National statistics suggest an even higher percentage tend to leave the ER without needing a hospital stay. Of those patients, Lebow says, probably 75 percent could be seen in a less intensive setting — like an urgent care center.

After tests, Lebow confirmed that Page had a bladder infection and prescribed antibiotics. Page was relieved to have a diagnosis and treatment. She was in and out in less than an hour, she says, and — even better — her visit cost far less than going to a hospital ER, which charges a "facility fee" just to walk in the door.

That fee — which typically ranges from $300 to $500 — helps cover the cost of having on hand, 24/7, all the equipment and staff needed to treat even the most extreme emergencies, explains Dr. Roger Hicks, an emergency medicine doctor on the governing board of the Urgent Care Association of America.

According to a recent review from the National Center for Health Statistics, visits to the ER can easily run more than $1,000 for adults. The average visit to an urgent care center, in contrast, hovers around $150.

Nationwide there are now more than 7,000 urgent care centers across the country, and Hicks calls the industry's growth in the past couple of decades "explosive." He says patients tell him they appreciate the cost savings and convenience — most urgent care centers are open in the evenings and on weekends and holidays. In large, urban areas, many are open around the clock.

Most centers take private insurance and Medicare, although some don't take Medicaid; Hicks says Medicaid reimbursement doesn't cover the cost of providing care. Uninsured patients have to pay cash.

In our poll, most patients said they found the cost of their visits "reasonable." And the majority — 75 percent — rated the care they received as "excellent" or "good."

But 25 percent of those polled described their care at an urgent care center as just "fair" or even "poor."

One of those poll respondents was 31-year-old Syntyche Toniy, who lives in Orlando, Fla. Toniy went to her local urgent care center after cutting her hand while gardening, and says she found the process there "disorganized."

After registering at the front desk, she waited another two hours before seeing a doctor, who then sent her to the hospital emergency room anyway — for stitches.

Another woman who responded to the NPR poll — 69–year-old Carole Lamb in Ashland, Ore. — recalls a frustrating experience during her visit to an urgent care center for symptoms of bronchitis. Lamb told the doctor that she'd previously been prescribed a medication for her infection, but it hadn't worked very well.

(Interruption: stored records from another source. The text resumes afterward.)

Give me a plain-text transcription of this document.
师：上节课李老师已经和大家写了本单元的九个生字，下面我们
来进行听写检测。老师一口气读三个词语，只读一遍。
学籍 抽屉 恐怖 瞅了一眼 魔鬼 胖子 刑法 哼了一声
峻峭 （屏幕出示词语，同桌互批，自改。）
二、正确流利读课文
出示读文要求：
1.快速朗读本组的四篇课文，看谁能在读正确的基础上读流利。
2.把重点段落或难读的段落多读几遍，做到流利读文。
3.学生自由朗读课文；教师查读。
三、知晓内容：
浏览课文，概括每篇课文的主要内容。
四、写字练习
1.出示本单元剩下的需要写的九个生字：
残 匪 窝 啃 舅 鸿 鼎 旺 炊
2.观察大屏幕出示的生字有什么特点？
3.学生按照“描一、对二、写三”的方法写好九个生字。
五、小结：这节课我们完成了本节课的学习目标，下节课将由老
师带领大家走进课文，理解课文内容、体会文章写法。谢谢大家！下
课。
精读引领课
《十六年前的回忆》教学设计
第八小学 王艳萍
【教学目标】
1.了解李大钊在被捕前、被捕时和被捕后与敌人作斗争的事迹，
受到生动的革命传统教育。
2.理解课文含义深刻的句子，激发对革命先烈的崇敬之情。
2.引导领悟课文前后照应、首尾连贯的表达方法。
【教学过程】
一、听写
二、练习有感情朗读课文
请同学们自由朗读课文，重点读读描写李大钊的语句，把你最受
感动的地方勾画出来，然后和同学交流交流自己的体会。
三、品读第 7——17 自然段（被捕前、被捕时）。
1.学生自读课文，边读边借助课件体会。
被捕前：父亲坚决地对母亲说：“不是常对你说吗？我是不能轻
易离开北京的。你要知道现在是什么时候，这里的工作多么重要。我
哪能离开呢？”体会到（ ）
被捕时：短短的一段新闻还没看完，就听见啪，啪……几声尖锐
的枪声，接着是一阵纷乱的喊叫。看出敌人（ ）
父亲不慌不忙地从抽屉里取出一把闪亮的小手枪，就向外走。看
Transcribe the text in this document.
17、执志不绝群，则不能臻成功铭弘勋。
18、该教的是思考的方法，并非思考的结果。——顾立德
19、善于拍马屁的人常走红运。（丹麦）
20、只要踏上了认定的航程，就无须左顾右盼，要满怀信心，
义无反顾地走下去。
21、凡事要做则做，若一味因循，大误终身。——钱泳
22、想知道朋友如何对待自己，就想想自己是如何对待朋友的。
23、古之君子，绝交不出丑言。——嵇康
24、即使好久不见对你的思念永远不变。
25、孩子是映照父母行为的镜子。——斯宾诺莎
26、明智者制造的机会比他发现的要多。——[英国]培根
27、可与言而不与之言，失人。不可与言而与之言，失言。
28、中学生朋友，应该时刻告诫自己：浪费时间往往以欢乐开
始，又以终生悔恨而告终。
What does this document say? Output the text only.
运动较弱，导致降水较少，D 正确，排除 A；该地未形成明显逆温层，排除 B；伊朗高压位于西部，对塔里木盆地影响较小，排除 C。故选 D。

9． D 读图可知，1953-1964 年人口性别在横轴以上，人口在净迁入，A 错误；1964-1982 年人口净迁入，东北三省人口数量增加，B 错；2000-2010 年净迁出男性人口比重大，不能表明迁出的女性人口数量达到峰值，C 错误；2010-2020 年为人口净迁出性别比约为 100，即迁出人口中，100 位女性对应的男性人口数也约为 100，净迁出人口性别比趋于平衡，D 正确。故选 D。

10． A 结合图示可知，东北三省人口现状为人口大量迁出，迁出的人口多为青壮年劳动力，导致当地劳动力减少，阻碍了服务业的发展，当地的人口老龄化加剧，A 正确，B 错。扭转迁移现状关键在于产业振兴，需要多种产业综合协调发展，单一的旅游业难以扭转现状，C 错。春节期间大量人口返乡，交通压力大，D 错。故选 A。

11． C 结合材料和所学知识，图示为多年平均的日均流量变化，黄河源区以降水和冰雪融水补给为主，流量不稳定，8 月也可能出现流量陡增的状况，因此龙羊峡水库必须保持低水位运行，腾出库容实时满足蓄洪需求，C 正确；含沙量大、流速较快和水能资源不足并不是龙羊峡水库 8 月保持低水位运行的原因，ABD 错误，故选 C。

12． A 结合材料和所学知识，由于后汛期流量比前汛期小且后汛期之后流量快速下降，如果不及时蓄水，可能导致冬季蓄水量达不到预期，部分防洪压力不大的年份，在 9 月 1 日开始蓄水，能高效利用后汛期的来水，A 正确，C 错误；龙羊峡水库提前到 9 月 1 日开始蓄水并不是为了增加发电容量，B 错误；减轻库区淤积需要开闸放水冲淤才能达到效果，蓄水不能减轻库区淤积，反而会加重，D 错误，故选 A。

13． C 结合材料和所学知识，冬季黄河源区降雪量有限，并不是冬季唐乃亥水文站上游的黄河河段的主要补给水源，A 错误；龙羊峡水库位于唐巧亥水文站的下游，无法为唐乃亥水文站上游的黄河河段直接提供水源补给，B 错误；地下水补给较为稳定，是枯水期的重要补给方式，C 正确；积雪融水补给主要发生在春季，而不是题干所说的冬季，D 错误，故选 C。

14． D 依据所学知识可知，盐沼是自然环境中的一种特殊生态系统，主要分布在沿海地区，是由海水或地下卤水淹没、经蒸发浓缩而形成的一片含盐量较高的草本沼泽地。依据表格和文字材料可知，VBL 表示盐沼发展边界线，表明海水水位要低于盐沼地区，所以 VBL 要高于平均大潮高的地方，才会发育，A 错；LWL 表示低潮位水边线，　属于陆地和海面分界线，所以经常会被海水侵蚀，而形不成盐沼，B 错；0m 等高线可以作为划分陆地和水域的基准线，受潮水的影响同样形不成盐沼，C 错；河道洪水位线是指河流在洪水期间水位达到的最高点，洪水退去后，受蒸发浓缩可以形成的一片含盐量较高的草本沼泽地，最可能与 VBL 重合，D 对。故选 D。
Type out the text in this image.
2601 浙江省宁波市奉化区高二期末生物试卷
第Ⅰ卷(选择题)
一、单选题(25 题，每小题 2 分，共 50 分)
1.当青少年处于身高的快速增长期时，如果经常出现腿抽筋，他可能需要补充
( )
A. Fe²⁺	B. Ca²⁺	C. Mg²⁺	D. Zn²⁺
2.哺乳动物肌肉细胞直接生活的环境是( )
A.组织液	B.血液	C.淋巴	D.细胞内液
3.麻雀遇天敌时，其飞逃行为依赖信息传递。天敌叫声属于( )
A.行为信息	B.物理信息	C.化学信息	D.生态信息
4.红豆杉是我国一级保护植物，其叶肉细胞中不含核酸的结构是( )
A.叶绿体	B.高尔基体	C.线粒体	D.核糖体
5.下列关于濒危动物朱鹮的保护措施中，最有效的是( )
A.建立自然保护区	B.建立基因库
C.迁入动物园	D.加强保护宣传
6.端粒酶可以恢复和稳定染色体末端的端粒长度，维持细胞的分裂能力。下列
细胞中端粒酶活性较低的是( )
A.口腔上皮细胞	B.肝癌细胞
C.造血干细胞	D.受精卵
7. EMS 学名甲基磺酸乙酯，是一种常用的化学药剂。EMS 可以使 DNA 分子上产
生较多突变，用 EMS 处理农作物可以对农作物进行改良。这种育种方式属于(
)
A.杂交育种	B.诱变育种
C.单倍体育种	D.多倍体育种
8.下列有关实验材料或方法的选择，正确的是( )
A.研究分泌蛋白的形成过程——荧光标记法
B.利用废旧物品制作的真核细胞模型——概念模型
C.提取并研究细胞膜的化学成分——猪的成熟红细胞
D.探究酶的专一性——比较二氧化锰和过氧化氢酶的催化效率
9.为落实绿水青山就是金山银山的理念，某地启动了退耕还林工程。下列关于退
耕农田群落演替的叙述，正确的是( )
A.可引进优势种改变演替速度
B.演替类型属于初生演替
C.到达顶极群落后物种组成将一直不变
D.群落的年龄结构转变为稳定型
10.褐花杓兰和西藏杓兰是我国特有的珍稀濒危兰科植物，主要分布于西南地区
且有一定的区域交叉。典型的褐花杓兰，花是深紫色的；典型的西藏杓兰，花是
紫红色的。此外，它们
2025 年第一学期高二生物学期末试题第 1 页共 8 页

As she was explaining the situation, the doctor got up, walked out of the room and sent in an assistant who gave her a prescription for the very same medicine.

"I thought, really?" Lamb says. Fortunately, she adds, she was able to get an appointment within a few days with a new primary care provider — who successfully treated her infection.

Hicks says his association continues to work hard to improve quality and maintain high standards in urgent care centers nationwide. While most centers are standalone facilities, some are embedded in large, integrated hospital systems.

At the UCLA Urgent Care facility in Santa Monica, Dr. Vladimir Manuel, the medical director, says the beauty of a large integrated system is that primary care, urgent care and hospital care are all connected, so medical records are shared. Not only is that sort of system more efficient, he says, but patient care is improved, too.

For example, Manuel says, if someone with asthma shows up at the urgent care center two or three times for difficulty breathing, Manuel will reach out to the primary care provider and let them know the patient's asthma is not under control.

He sees his center's job, in part, as helping each patient establish a better continuity of care, so those sorts of medical emergencies arise less frequently. And if patients don't have a primary care provider, Manuel helps them find one within the system of UCLA Health.